The employees in the call centers are under the pressure to get on and off the phones in a certain amount of time -- 475 seconds for certain positions. They have to take the diagnosis, order equipment, etc. in 475 seconds; then call a customer; and if it turns into a heated disagreement, the 475 seconds still hold. They can repeat the company mantra, “read your contract, we don’t cover for lack of maintenance, code upgrades, permits, modifications, or the technician is a licensed professional, it is in your contract, I am sorry you feel that way blah, blah, blah.”

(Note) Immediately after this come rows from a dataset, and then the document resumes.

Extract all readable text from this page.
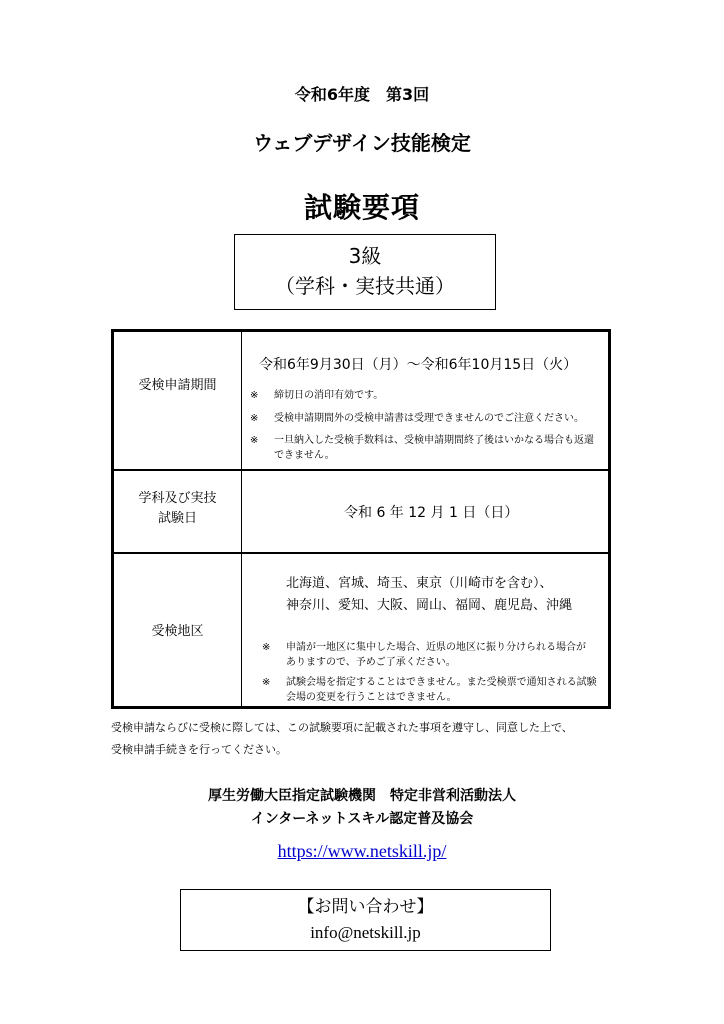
令和6年度　第3回
ウェブデザイン技能検定
試験要項
3級
（学科・実技共通）
受検申請期間
令和6年9月30日（月）～令和6年10月15日（火）
※ 締切日の消印有効です。
※ 受検申請期間外の受検申請書は受理できませんのでご注意ください。
※ 一旦納入した受検手数料は、受検申請期間終了後はいかなる場合も返還
できません。
学科及び実技
試験日	令和 6 年 12 月 1 日（日）
受検地区
北海道、宮城、埼玉、東京（川崎市を含む）、
神奈川、愛知、大阪、岡山、福岡、鹿児島、沖縄
※ 申請が一地区に集中した場合、近県の地区に振り分けられる場合が
ありますので、予めご了承ください。
※ 試験会場を指定することはできません。また受検票で通知される試験
会場の変更を行うことはできません。
受検申請ならびに受検に際しては、この試験要項に記載された事項を遵守し、同意した上で、
受検申請手続きを行ってください。
厚生労働大臣指定試験機関　特定非営利活動法人
インターネットスキル認定普及協会
https://www.netskill.jp/
【お問い合わせ】
info@netskill.jp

I could tell you nightmare after nightmare. I tried my best to do the right thing at that company. I went out of my way to protect customers and the company when either one was being ripped off. Yes, there are dishonest customers and contractors. Many of the problems facing the customers and the industry could be solved very easily, but you have to have strong leaders with backbone and integrity, and they don’t have that.
Service Master’s Mission Statement is to “Honor God in all We Do.” It is a joke. The only thing they will honor is the almighty dollar. I have seen more Bibles on desks, Bible verses on walls and plaques, but they do not understand the meaning behind those verses. I would rather have leaders who could define integrity and live it than use a Bible for decoration.